Annu Int Conf IEEE Eng Med Biol Soc. 2022 Jul;2022:2084-2087. doi: 10.1109/EMBC48229.2022.9871135.
The number of studies in the medical field that uses machine learning and deep learning techniques has been increasing in the last years. However, these techniques require a huge amount of data that can be difficult and expensive to obtain. This specially happens with cardiac magnetic resonance (MR) images. One solution to the problem is raise the dataset size by generating synthetic data. Convolutional Variational Autoencoder (CVAe) is a deep learning technique which allows to generate synthetic images, but sometimes the synthetic images can be slightly blurred.
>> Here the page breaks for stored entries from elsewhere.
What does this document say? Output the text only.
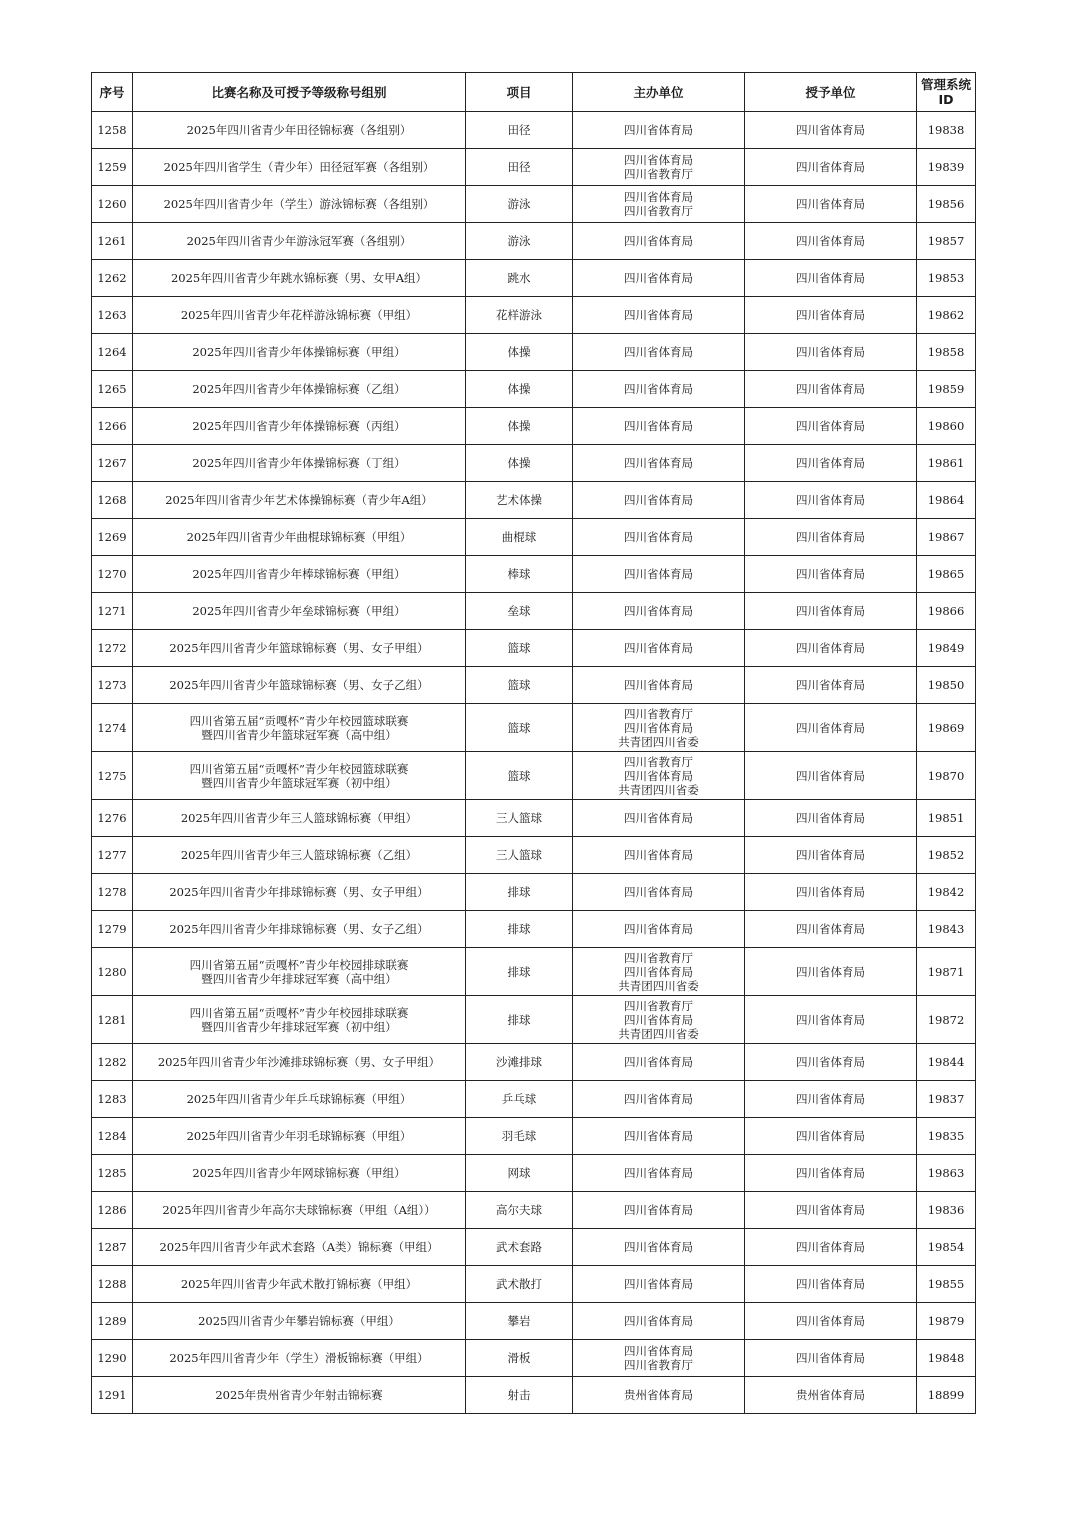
序号	比赛名称及可授予等级称号组别	项目	主办单位	授予单位	管理系统ID
1258	2025年四川省青少年田径锦标赛（各组别）	田径	四川省体育局	四川省体育局	19838
1259	2025年四川省学生（青少年）田径冠军赛（各组别）	田径	四川省体育局
四川省教育厅	四川省体育局	19839
1260	2025年四川省青少年（学生）游泳锦标赛（各组别）	游泳	四川省体育局
四川省教育厅	四川省体育局	19856
1261	2025年四川省青少年游泳冠军赛（各组别）	游泳	四川省体育局	四川省体育局	19857
1262	2025年四川省青少年跳水锦标赛（男、女甲A组）	跳水	四川省体育局	四川省体育局	19853
1263	2025年四川省青少年花样游泳锦标赛（甲组）	花样游泳	四川省体育局	四川省体育局	19862
1264	2025年四川省青少年体操锦标赛（甲组）	体操	四川省体育局	四川省体育局	19858
1265	2025年四川省青少年体操锦标赛（乙组）	体操	四川省体育局	四川省体育局	19859
1266	2025年四川省青少年体操锦标赛（丙组）	体操	四川省体育局	四川省体育局	19860
1267	2025年四川省青少年体操锦标赛（丁组）	体操	四川省体育局	四川省体育局	19861
1268	2025年四川省青少年艺术体操锦标赛（青少年A组）	艺术体操	四川省体育局	四川省体育局	19864
1269	2025年四川省青少年曲棍球锦标赛（甲组）	曲棍球	四川省体育局	四川省体育局	19867
1270	2025年四川省青少年棒球锦标赛（甲组）	棒球	四川省体育局	四川省体育局	19865
1271	2025年四川省青少年垒球锦标赛（甲组）	垒球	四川省体育局	四川省体育局	19866
1272	2025年四川省青少年篮球锦标赛（男、女子甲组）	篮球	四川省体育局	四川省体育局	19849
1273	2025年四川省青少年篮球锦标赛（男、女子乙组）	篮球	四川省体育局	四川省体育局	19850
1274	四川省第五届“贡嘎杯”青少年校园篮球联赛
暨四川省青少年篮球冠军赛（高中组）	篮球	四川省教育厅
四川省体育局
共青团四川省委	四川省体育局	19869
1275	四川省第五届“贡嘎杯”青少年校园篮球联赛
暨四川省青少年篮球冠军赛（初中组）	篮球	四川省教育厅
四川省体育局
共青团四川省委	四川省体育局	19870
1276	2025年四川省青少年三人篮球锦标赛（甲组）	三人篮球	四川省体育局	四川省体育局	19851
1277	2025年四川省青少年三人篮球锦标赛（乙组）	三人篮球	四川省体育局	四川省体育局	19852
1278	2025年四川省青少年排球锦标赛（男、女子甲组）	排球	四川省体育局	四川省体育局	19842
1279	2025年四川省青少年排球锦标赛（男、女子乙组）	排球	四川省体育局	四川省体育局	19843
1280	四川省第五届“贡嘎杯”青少年校园排球联赛
暨四川省青少年排球冠军赛（高中组）	排球	四川省教育厅
四川省体育局
共青团四川省委	四川省体育局	19871
1281	四川省第五届“贡嘎杯”青少年校园排球联赛
暨四川省青少年排球冠军赛（初中组）	排球	四川省教育厅
四川省体育局
共青团四川省委	四川省体育局	19872
1282	2025年四川省青少年沙滩排球锦标赛（男、女子甲组）	沙滩排球	四川省体育局	四川省体育局	19844
1283	2025年四川省青少年乒乓球锦标赛（甲组）	乒乓球	四川省体育局	四川省体育局	19837
1284	2025年四川省青少年羽毛球锦标赛（甲组）	羽毛球	四川省体育局	四川省体育局	19835
1285	2025年四川省青少年网球锦标赛（甲组）	网球	四川省体育局	四川省体育局	19863
1286	2025年四川省青少年高尔夫球锦标赛（甲组（A组））	高尔夫球	四川省体育局	四川省体育局	19836
1287	2025年四川省青少年武术套路（A类）锦标赛（甲组）	武术套路	四川省体育局	四川省体育局	19854
1288	2025年四川省青少年武术散打锦标赛（甲组）	武术散打	四川省体育局	四川省体育局	19855
1289	2025四川省青少年攀岩锦标赛（甲组）	攀岩	四川省体育局	四川省体育局	19879
1290	2025年四川省青少年（学生）滑板锦标赛（甲组）	滑板	四川省体育局
四川省教育厅	四川省体育局	19848
1291	2025年贵州省青少年射击锦标赛	射击	贵州省体育局	贵州省体育局	18899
We propose the combination of the CVAe technique combined with Style Transfer technique to generate synthetic realistic cardiac MR images. Clinical Relevance-The current work presents a tool to increase in a simple easy and fast way the cardiac magnetic resonance images dataset with which perform machine learning and deep learning studies.
近年来,医学领域中使用机器学习和深度学习技术的研究数量一直在增加。然而,这些技术需要大量的数据,这可能是困难和昂贵的。这在心脏磁共振(MR)图像中尤其如此。解决这个问题的一个方法是通过生成合成数据来增加数据集的大小。卷积变分自动编码器(CVAe)是一种深度学习技术,允许生成合成图像,但有时合成图像可能会有点模糊。我们提出将 CVAe 技术与风格转换技术相结合,生成逼真的合成心脏 MR 图像。临床相关性——目前的工作提供了一种工具,可以简单、轻松、快速地增加心脏磁共振图像数据集,从而进行机器学习和深度学习研究。